On Target December
  • Beth Finkelstein

  • Commissioner of Education Has Issued

    Transgender Student Guidance of School Districts



    On July 21, 2017, New Jersey enacted  N.J.S.A. 18A:36-41, which required the Commissioner of Education to draft and issue specific Guidance to help schools address the needs of transgender students. The Guidance was issued this fall and can be found here. The Guidance states that its purpose is to help school districts and administrators to create an inclusive environment in which transgender and gender nonconforming students feel safe and supported. It is also intended to ensure that schools provide equal educational opportunities for all students.


    The Guidance emphasizes that open communication in a confidential manner with transgender students is key to ensuring that appropriate steps have been taken to determine a student’s preferences and privacy needs. The Guidance contains an extensive definition section that is useful in both educating the school community on the subject, and for revising district policy. Specifically, “transgender” is defined as a term for an individual whose gender identity and/or gender expression differs from those typically associated with the sex and gender assigned at birth.”1 There are several additional definitions, and the Guidance recommends that school personnel discuss this terminology and pronouns with each other and with students to enable students to communicate their preferences.

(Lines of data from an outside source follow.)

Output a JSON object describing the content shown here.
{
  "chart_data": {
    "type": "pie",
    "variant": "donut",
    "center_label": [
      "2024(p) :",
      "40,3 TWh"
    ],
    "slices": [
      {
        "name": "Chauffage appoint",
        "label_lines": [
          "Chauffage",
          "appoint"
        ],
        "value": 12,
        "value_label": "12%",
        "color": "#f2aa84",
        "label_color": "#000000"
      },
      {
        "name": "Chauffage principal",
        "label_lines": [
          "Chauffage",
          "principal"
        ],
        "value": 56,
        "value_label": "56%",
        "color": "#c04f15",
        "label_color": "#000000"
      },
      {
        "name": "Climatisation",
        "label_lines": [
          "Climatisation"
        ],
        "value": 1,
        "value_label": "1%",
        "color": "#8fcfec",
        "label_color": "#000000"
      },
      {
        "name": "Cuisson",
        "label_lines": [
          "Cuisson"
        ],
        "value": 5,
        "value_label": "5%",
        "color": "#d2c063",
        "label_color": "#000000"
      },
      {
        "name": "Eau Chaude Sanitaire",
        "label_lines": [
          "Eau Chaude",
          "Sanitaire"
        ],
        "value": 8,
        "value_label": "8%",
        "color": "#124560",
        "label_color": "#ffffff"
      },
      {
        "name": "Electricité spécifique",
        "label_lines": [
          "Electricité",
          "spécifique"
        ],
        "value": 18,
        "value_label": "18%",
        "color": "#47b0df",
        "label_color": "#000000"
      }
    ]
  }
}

    Schools should utilize a “student-centered approach,” and the school districts must accept the student’s asserted gender identity. The Guidance notes that parental consent is not required.2 In addition, a student is not required to meet any threshold diagnosis, nor is a legal or court-ordered name change required.  Most importantly, there is no affirmative duty for any school district personnel to notify a student’s parents/guardian of a student’s gender identity or expression. Even if a parent’s consent is needed for a legal name change on official records, the student’s request to be known by a certain name and referred to by a certain pronoun must be honored in school.3


    School districts are instructed to be mindful of disputes between a parent(s) and child over gender identity and expression. The Guidance references support services including the New Jersey Department of Children and Families, as well as the New Jersey Department of Education’s “Child Abuse, Neglect, and Missing Children” web page. Districts are expected to discuss with transgender students the risks associated with inadvertent disclosure of their gender identity to parents as a result of other students discussions with parents in their homes, or as a result of participation in some activities.4


    After confidential discussion with a student, school districts shall ensure that each transgender student is addressed in school by the chosen name and pronoun. School districts shall issue district student documentation, such as student ID cards, in the name chosen by the student. A transgender student shall be permitted to dress in accordance with the student’s gender identity. Importantly, a district policy must ensure a safe and supportive environment. Among other significant requirements of district transgender policies are:


    1. Districts must comply with the Anti-Bullying Bill of Rights Act found at N.J.S.A. 18A:37-15, et seq.
    2. Districts should provide staff with sensitivity and respect training concerning transgender students.
    3. Social and emotional concepts should be incorporated into school culture and curricula.
    4. School districts can employ a variety of professionals such as psychologists and counselors, to provide needed emotional support for students.
    5. Dress codes must be enforced for transgender and non-transgender students in an equal manner.
    6. School districts shall honor a student’s chosen gender identity and shall not require any documentation to support the same.
    7. A school district’s obligation not to discriminate on the basis of gender identity requires districts to provide transgender students equal access to educational programs and activities, even under circumstances where other students, parents, or community members object.5


    School districts cannot disclose information that might reveal a student’s gender identity except as permitted by law. Schools are encouraged to work with such students to develop a confidentiality plan. If there is a specific or compelling need to disclose a student’s gender identity, such as for reasons of health and safety, the school district should inform the student first. Revised regulations for anti-bullying do require districts to take into account the circumstances of the incident when notifying parents.6


    Districts must also comply with the requirements of the Family Educational Rights to Privacy Act, FERPA (34 C.F.R. 99.31(a) (1)), and must make every effort to ensure that school officials only obtain access to those education records in which they have a legitimate educational interest.


    School districts must allow students to participate in school activities such as gender-segregated classes or activities in a manner consistent with their gender identities. Districts should also support student clubs and programs which support LGBTQ students. Access to bathrooms and locker rooms shall be afforded in accordance with a student’s gender identity.


    School administrators are urged to consult the Guidance directly for more details. The New Jersey Department of Education expects all school districts to update existing policies to ensure compliance with the Guidance. In so doing, boards and school administrators should work closely with their board attorneys.


    1 Transgender Student Guidelines for School Districts, https://nj.gov/education/students/safety/sandp/transgender/, at 2.

    2 Id. at 2.

    3  Id. at 2-3.

    4  Id. at 3.

    5  Id. at 4.

    6  N.J.A.C. 6A:16-7.7(a)2viii(2).